Because good luck hiding when they can see right through you, even when you're in the closet!

Not bad ChatGpt.

It got me thinking about several clients that have asked me to (in client’s words), call them out on their bullshit. Often the arrangement in life is:

I’ll buy your bullshit, if you buy mine.

This is a false-self alliance, or protector-relating, and it creates a very bad taste in the mouth.

If we live in this identity, we start to complain that we feel like an…

Fancy and well decorated but without foundation.
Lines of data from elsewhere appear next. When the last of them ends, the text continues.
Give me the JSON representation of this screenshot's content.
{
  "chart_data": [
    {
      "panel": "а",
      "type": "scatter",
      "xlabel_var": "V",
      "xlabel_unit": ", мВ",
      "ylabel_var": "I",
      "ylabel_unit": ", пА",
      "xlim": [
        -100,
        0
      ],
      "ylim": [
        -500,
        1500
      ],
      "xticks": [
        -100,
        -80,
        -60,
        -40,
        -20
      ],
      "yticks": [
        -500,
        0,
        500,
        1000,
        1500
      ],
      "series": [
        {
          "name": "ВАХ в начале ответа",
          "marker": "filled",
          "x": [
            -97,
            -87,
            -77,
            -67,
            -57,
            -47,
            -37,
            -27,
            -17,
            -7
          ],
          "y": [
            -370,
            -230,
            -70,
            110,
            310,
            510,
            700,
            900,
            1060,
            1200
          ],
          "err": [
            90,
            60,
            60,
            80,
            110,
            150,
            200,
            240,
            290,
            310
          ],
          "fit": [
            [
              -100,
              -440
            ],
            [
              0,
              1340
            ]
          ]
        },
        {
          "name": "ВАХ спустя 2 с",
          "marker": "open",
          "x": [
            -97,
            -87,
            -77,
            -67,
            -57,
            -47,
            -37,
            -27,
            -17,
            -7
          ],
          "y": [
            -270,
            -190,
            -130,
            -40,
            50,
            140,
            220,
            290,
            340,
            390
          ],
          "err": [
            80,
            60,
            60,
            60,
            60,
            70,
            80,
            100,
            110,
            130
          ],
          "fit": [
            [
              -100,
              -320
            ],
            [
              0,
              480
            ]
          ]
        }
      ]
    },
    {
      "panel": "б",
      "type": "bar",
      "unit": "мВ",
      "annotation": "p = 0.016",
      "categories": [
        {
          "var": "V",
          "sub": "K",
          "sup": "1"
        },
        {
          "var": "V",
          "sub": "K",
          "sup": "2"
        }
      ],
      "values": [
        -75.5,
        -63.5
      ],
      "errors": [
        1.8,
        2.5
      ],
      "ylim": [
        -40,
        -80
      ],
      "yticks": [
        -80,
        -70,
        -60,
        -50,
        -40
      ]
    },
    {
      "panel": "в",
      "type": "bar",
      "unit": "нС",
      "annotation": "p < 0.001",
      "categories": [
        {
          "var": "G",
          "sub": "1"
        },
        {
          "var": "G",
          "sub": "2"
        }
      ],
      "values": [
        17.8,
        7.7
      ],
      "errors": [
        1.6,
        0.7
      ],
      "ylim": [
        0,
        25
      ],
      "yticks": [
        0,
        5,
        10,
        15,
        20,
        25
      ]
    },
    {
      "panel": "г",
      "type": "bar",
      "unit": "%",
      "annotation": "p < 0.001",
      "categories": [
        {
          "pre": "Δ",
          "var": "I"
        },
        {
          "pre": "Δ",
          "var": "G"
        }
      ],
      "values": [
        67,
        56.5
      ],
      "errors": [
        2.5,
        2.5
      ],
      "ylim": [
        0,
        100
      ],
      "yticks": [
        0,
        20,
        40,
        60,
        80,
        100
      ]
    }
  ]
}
As imposters we are disconnected and distant from our feelings. We do what is expected of us or will get us ahead.

If we succeed in playing that game, then we incur a winners curse, the prize is not worth having.

Deep down we really don’t want our phoney or protective self to be accepted.

What we want from others is their help in finding our true voice. When our expressive parts are speaking rather than our protective parts.

I define real success in life as:

The amount of true self that you are able to accept and have accepted by others.

This is the kind of success I want for myself.

So, what can we do to overcome imposter syndrome and get to this real success?

A good start is to learn to love the imposter, even if others don’t yet. It is an intelligent and helpful part of us that we created for a reason—to protect our true self that at some point couldn’t be accepted.

When we accept the imposter, we become allies with it. Sometimes it is useful and we employ it consciously. Other times, we can ask it to step down and experiment with revealing more of our true self. We get new feedback and, if it’s positive, we can update our public identity.

Our imposter was formed at a young age, and if you haven’t noticed this already, kids can be MEAN. It doesn’t usually work out as a child to be too different, weird, emo, feminine, complicated, eccentric, etc.

In adults these things are often no big deal. It is likely that much more of you can be accepted now,

A client recently asked me how often I feel authentic. I had to pause, and then I said,

I’m always finding it again.

That’s because we’re never done with authenticity. Every sentence is a new experiment that gives us more feedback.

And there’s always another layer waiting to be peeled.